Final Report Summary - SEPON (Search for emergent phenomena in oxide nanostructures)
The main issues in the study of 2-D oxide systems were to draw insights into the relationship between surface atomic structure and electronic properties, the role played by defects and finite size effects for strain relief and phase stability, and their magnetic properties. The reduction of the dimensionality from 3-D in bulk oxides to the 2-D limit results in profoundly modified structure concepts in the latter case, which have been characterized and classified in a number of transition metal oxide systems. Concepts of fabrication, electronic structure and catalytic chemistry were the major topics that have been addressed in the field of 1-D oxide nanostructures. The successful growth concept involved the decoration of the ordered arrays of metallic steps of vicinal metal surfaces by oxidic nanowires. Quantum dots systems involving oxide materials have been prepared and studied in the 0-D part of the project. Magnetic effects at the atomic limit have been investigated using the Kondo response of quasi-0-D Co centers on nanostructured Cu-O surfaces. Ordered arrays of size-selected oxide nanodots have great potential for probing unit and ensemble effects on the properties of oxide materials in the nanoscale regime, and the growth of an ordered superlattice of monodisperse and isomorphic NiO nanodots by directed assembly on a AlOx/Ni3Al(111) template surface has been succcessfully achieved. (WO3)3 clusters constitute oxide material at the molecular limit. The cyclic (WO3)3 clusters, generated in the gas phase by sublimation of WO3 powder in a thermal evaporator and adsorbed on nanostructured Cu-O surfaces, have been investigated by STM at low temperature (5K) and by DFT in terms of their geometry and energetics. For the study of electric field induced effects on oxide nanostructures, a revolutionary novel concept within the SEPON program, a new apparatus has been designed and set up, and the proof of concept of the approach has been established by the observation of the electric field induced reduction of NiO on Ag(100). Using an effective model based on DFT, the interfacial redox process is traced down to a dissociative electron attachment mechanism. The formation of a 2-D ternary CuWO4 phase by reaction of a monolayer of (WO3)3 clusters with a Cu-O surface oxide represents a radically new approach towards the fabrication of 2-D ternary oxides, opening up new lines of research into 2-D materials.
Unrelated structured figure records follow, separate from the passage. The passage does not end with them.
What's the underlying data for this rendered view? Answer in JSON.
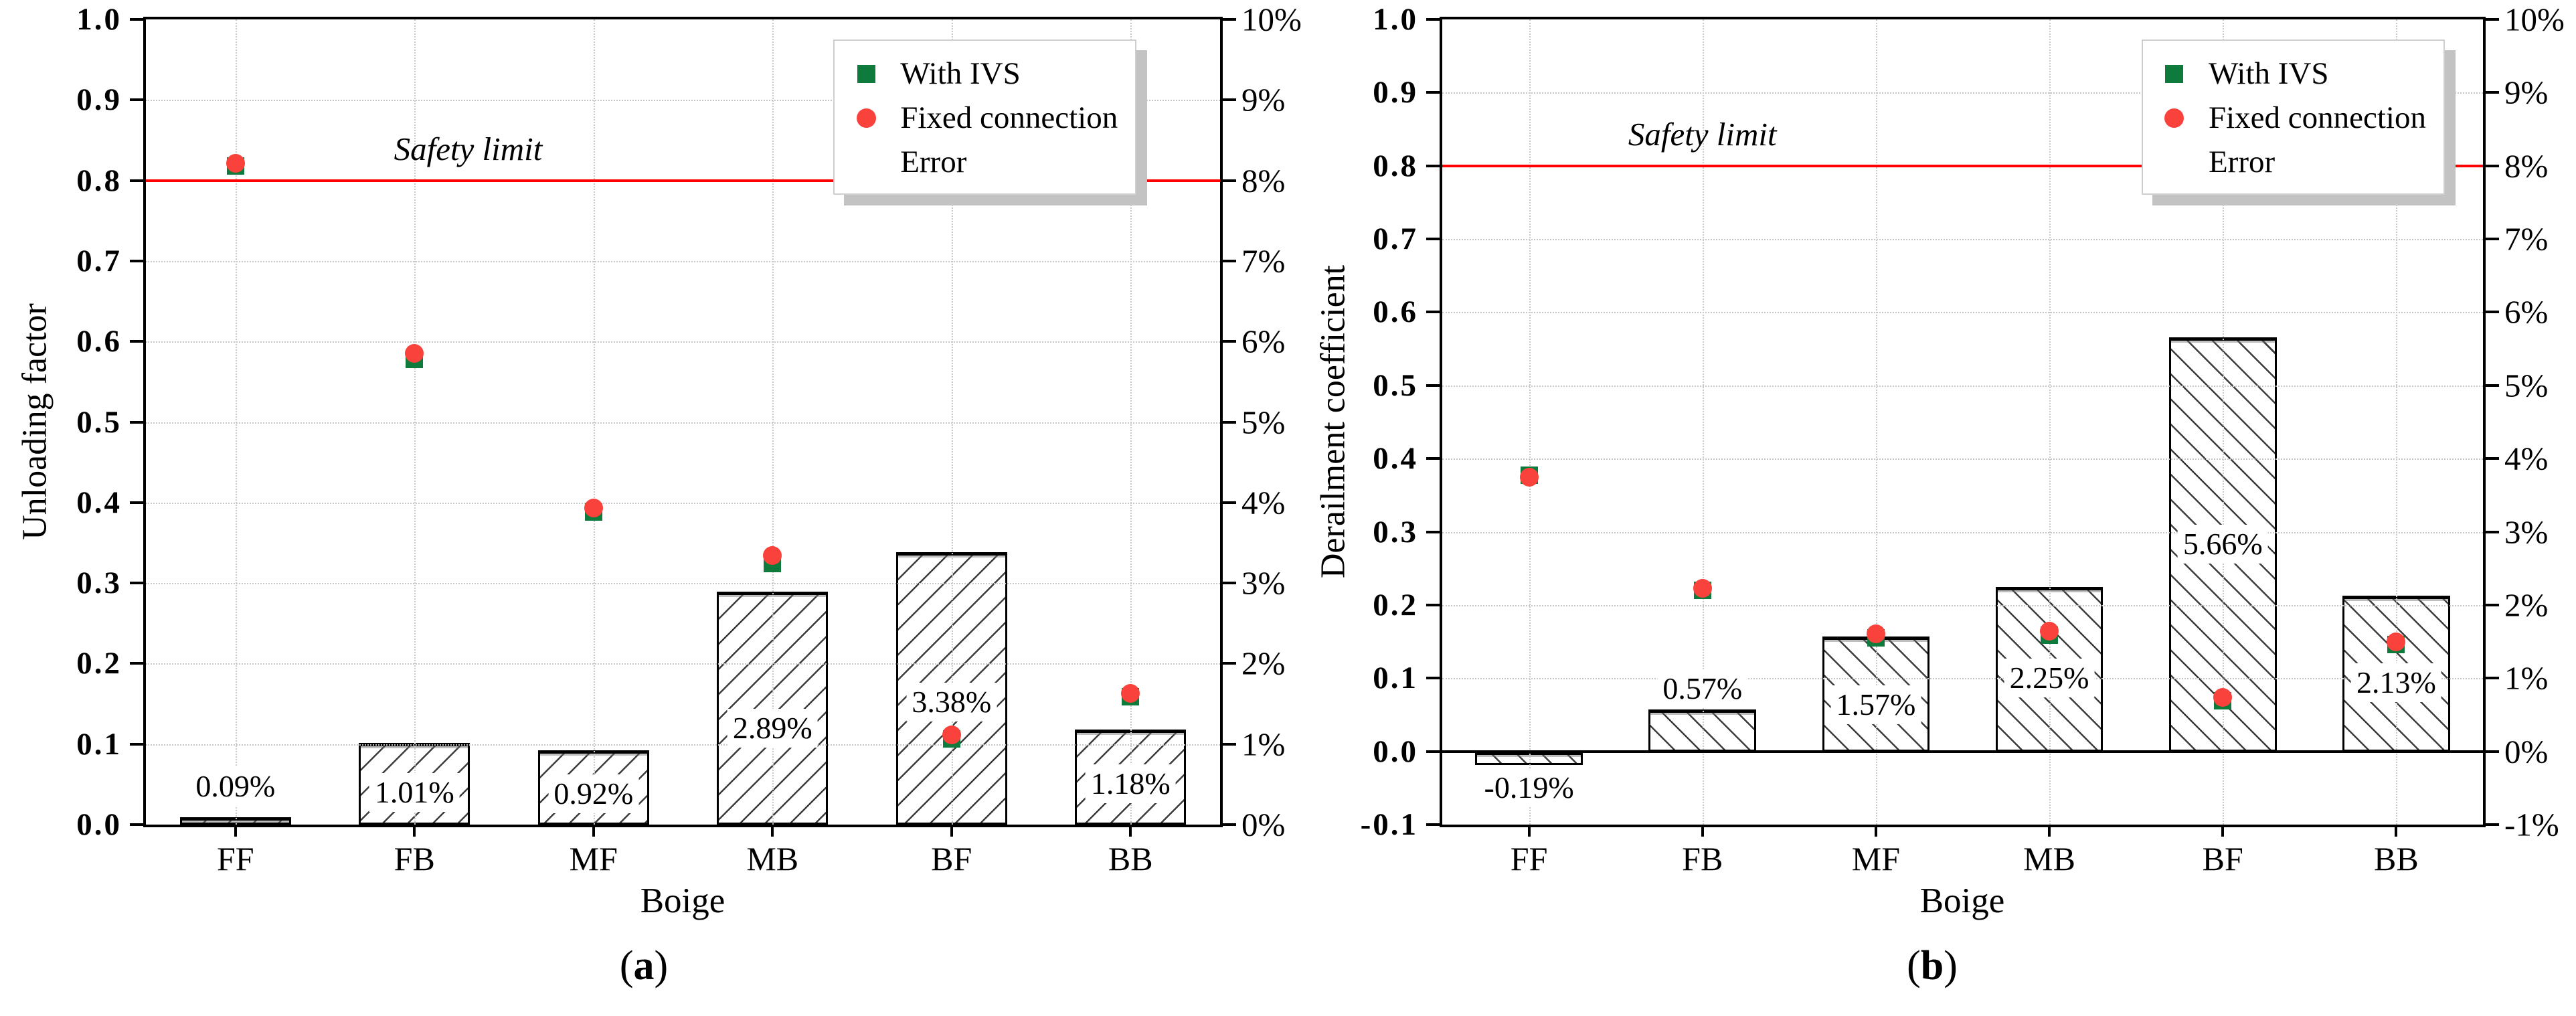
{
  "colors": {
    "with_ivs_green": "#0e7b3c",
    "fixed_connection_red": "#f8423b",
    "safety_line_red": "#ff0000",
    "grid_gray": "#c8c8c8",
    "hatch_gray": "#3c3c3c",
    "legend_shadow_gray": "#c3c3c3"
  },
  "legend": {
    "items": [
      {
        "label": "With IVS",
        "marker": "square",
        "color": "#0e7b3c"
      },
      {
        "label": "Fixed connection",
        "marker": "circle",
        "color": "#f8423b"
      },
      {
        "label": "Error",
        "marker": "none",
        "color": ""
      }
    ]
  },
  "chart_data": [
    {
      "type": "bar+scatter",
      "panel": "a",
      "title": "(a)",
      "xlabel": "Boige",
      "ylabel": "Unloading factor",
      "categories": [
        "FF",
        "FB",
        "MF",
        "MB",
        "BF",
        "BB"
      ],
      "ylim": [
        0.0,
        1.0
      ],
      "left_tick_values": [
        1.0,
        0.9,
        0.8,
        0.7,
        0.6,
        0.5,
        0.4,
        0.3,
        0.2,
        0.1,
        0.0
      ],
      "left_tick_labels": [
        "1.0",
        "0.9",
        "0.8",
        "0.7",
        "0.6",
        "0.5",
        "0.4",
        "0.3",
        "0.2",
        "0.1",
        "0.0"
      ],
      "right_ylim_pct": [
        0,
        10
      ],
      "right_tick_labels": [
        "10%",
        "9%",
        "8%",
        "7%",
        "6%",
        "5%",
        "4%",
        "3%",
        "2%",
        "1%",
        "0%"
      ],
      "grid": true,
      "legend_position": "top-right",
      "safety_limit": {
        "label": "Safety limit",
        "value": 0.8
      },
      "zero_line": false,
      "hatch_direction": "forward-slash",
      "series": [
        {
          "name": "With IVS",
          "type": "scatter",
          "marker": "square",
          "values": [
            0.818,
            0.578,
            0.388,
            0.324,
            0.106,
            0.159
          ]
        },
        {
          "name": "Fixed connection",
          "type": "scatter",
          "marker": "circle",
          "values": [
            0.821,
            0.585,
            0.393,
            0.334,
            0.111,
            0.163
          ]
        },
        {
          "name": "Error",
          "type": "bar",
          "axis": "right-percent",
          "values_pct": [
            0.09,
            1.01,
            0.92,
            2.89,
            3.38,
            1.18
          ],
          "labels": [
            "0.09%",
            "1.01%",
            "0.92%",
            "2.89%",
            "3.38%",
            "1.18%"
          ],
          "label_y": [
            0.047,
            0.04,
            0.038,
            0.12,
            0.152,
            0.051
          ]
        }
      ]
    },
    {
      "type": "bar+scatter",
      "panel": "b",
      "title": "(b)",
      "xlabel": "Boige",
      "ylabel": "Derailment coefficient",
      "categories": [
        "FF",
        "FB",
        "MF",
        "MB",
        "BF",
        "BB"
      ],
      "ylim": [
        -0.1,
        1.0
      ],
      "left_tick_values": [
        1.0,
        0.9,
        0.8,
        0.7,
        0.6,
        0.5,
        0.4,
        0.3,
        0.2,
        0.1,
        0.0,
        -0.1
      ],
      "left_tick_labels": [
        "1.0",
        "0.9",
        "0.8",
        "0.7",
        "0.6",
        "0.5",
        "0.4",
        "0.3",
        "0.2",
        "0.1",
        "0.0",
        "-0.1"
      ],
      "right_ylim_pct": [
        -1,
        10
      ],
      "right_tick_labels": [
        "10%",
        "9%",
        "8%",
        "7%",
        "6%",
        "5%",
        "4%",
        "3%",
        "2%",
        "1%",
        "0%",
        "-1%"
      ],
      "grid": true,
      "legend_position": "top-right",
      "safety_limit": {
        "label": "Safety limit",
        "value": 0.8
      },
      "zero_line": true,
      "hatch_direction": "back-slash",
      "series": [
        {
          "name": "With IVS",
          "type": "scatter",
          "marker": "square",
          "values": [
            0.377,
            0.22,
            0.155,
            0.159,
            0.069,
            0.146
          ]
        },
        {
          "name": "Fixed connection",
          "type": "scatter",
          "marker": "circle",
          "values": [
            0.375,
            0.223,
            0.161,
            0.164,
            0.074,
            0.15
          ]
        },
        {
          "name": "Error",
          "type": "bar",
          "axis": "right-percent",
          "values_pct": [
            -0.19,
            0.57,
            1.57,
            2.25,
            5.66,
            2.13
          ],
          "labels": [
            "-0.19%",
            "0.57%",
            "1.57%",
            "2.25%",
            "5.66%",
            "2.13%"
          ],
          "label_y": [
            -0.05,
            0.086,
            0.064,
            0.1,
            0.283,
            0.094
          ]
        }
      ]
    }
  ]
}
The fabrication and study of low-dimensional materials has produced a veritable hype in the scientific community in recent years. In view of this, we believe that the results of the present project are contributing to stir up and enhance the interest in low-dimensional oxide materials and we envision direct applications, e.g. in the field of electronic nanodevice technology or in the class of novel monolayer catalysts, the latter consisting of a 2-D material in combination with a suitable metal substrate, that have been shown to possess great potential for nanocatalysis.